Let’s see—we don’t have enough money to fund our health care system properly now. So we’ll add a 60% cost increase on the nurses pay portion of the budget and that will make our health care system more fiscally operational? I can’t quite get the math on this.

Do they want us to reduce the number of nurses, so that we can fit their pay demands within the operating budget? Or do they want for us to take funds from new equipment, or beds, or improvements, in order to make ends meet?

Or do they think government coffers are really bottomless wells from which to draw any amount of remuneration demanded? Methinks they forget where government money comes from.

I would have thought that the real need is in acquiring more nurses to make the loads lighter for those in toil. The demand for mega pay increases doesn’t appear to leave any room for expansion in the number of nurses sharing an increasing load.

Unless, of course, you believe that the government really is a bottomless well of gold coins and that any number of employees can successfully demand any amount of money they want. Magically, the gold will appear and all the existing nurses, and all the new nurses will all enjoy the new mega pay scales. And there will be money left for expansion, and new equipment, and more support staff. What a dream world someone is living in.

I suppose also that one public service union achieving such a gain wouldn’t impact any other demands within the system. All the other unions would just acknowledge the great deeds of the nursing profession and admit that nurses, only, deserve such gigantic increases. More lucid dreaming required.

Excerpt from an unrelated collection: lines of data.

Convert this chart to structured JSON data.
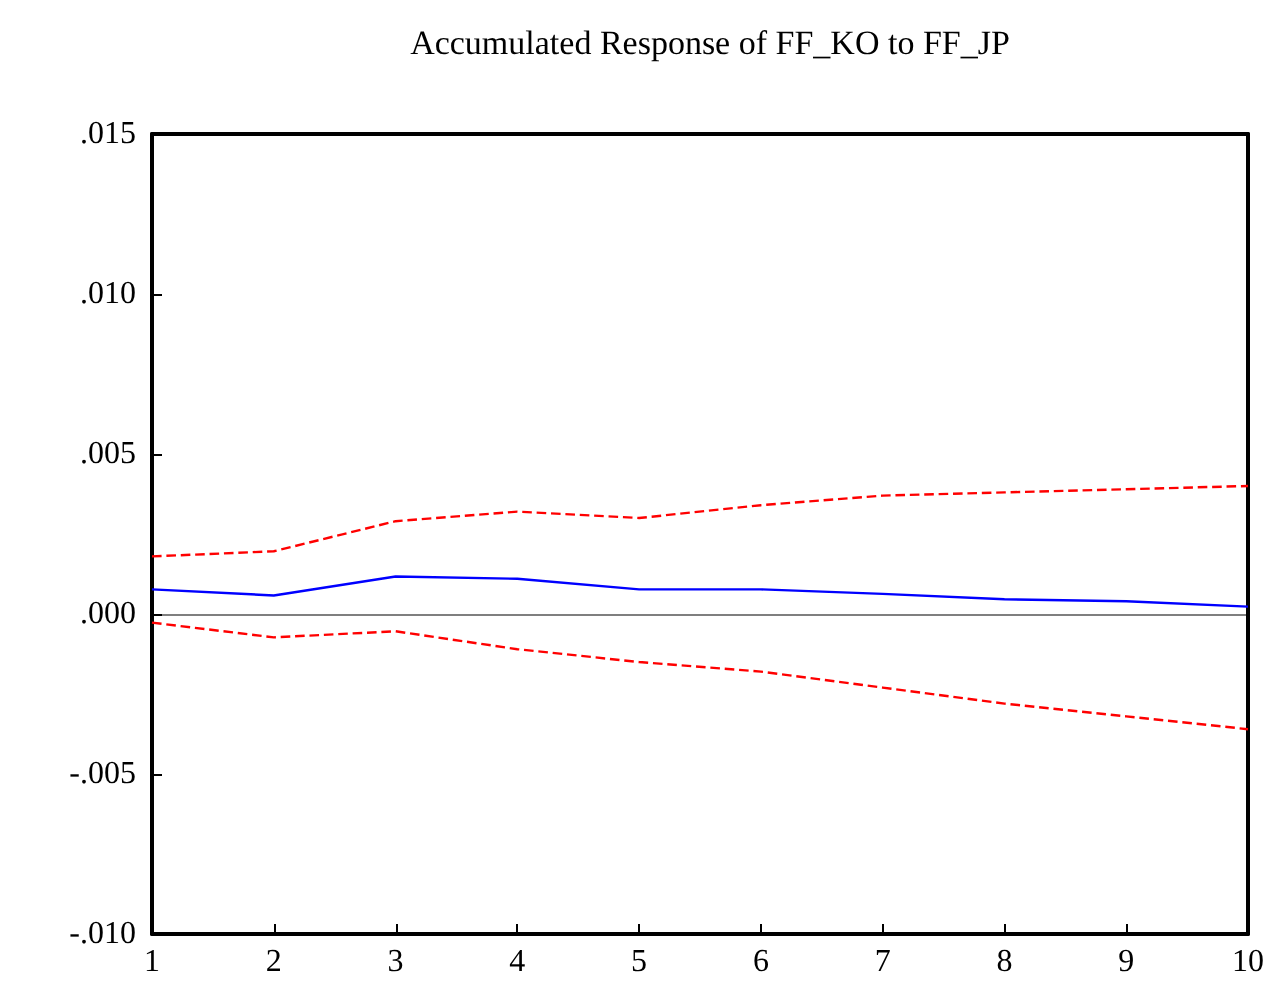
{
  "chart_data": {
    "type": "line",
    "title": "Accumulated Response of FF_KO to FF_JP",
    "x": [
      1,
      2,
      3,
      4,
      5,
      6,
      7,
      8,
      9,
      10
    ],
    "series": [
      {
        "color": "#0000ff",
        "line_style": "solid",
        "values": [
          0.00077,
          0.00058,
          0.00117,
          0.0011,
          0.00077,
          0.00077,
          0.00063,
          0.00046,
          0.0004,
          0.00023
        ]
      },
      {
        "color": "#ff0000",
        "line_style": "dashed",
        "values": [
          0.0018,
          0.00196,
          0.0029,
          0.0032,
          0.003,
          0.0034,
          0.0037,
          0.0038,
          0.0039,
          0.004
        ]
      },
      {
        "color": "#ff0000",
        "line_style": "dashed",
        "values": [
          -0.00027,
          -0.00073,
          -0.00054,
          -0.0011,
          -0.0015,
          -0.0018,
          -0.0023,
          -0.0028,
          -0.0032,
          -0.0036
        ]
      }
    ],
    "xlim": [
      1,
      10
    ],
    "xticks": [
      1,
      2,
      3,
      4,
      5,
      6,
      7,
      8,
      9,
      10
    ],
    "ylim": [
      -0.01,
      0.015
    ],
    "yticks": [
      {
        "value": -0.01,
        "label": "-.010"
      },
      {
        "value": -0.005,
        "label": "-.005"
      },
      {
        "value": 0,
        "label": ".000"
      },
      {
        "value": 0.005,
        "label": ".005"
      },
      {
        "value": 0.01,
        "label": ".010"
      },
      {
        "value": 0.015,
        "label": ".015"
      }
    ],
    "ref_lines": [
      {
        "axis": "y",
        "value": 0,
        "color": "#000000"
      }
    ],
    "grid": false,
    "marker": "none"
  }
}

I find it hard to perceive that the motives of this union rise any higher than a cash grab at an opportune time. The nursing shortage has been widely reported. Nurses are leaving for better pay in other places. Nurses are obviously overworked for these reasons. What better time to demand the big bucks. We’ll have no choice. We’ll have to pay them. Why is it that all this union power always boils down to something that looks like extortion made legal?

If our nurses really wanted to make their lives easier, I would think they might settle for more modest and reasonable increases along with a firm commitment from government to provide more nurses to ease the load.

But is it really an easier working day they’re after, or a bunch of fat and happy bank accounts? Makes you wonder.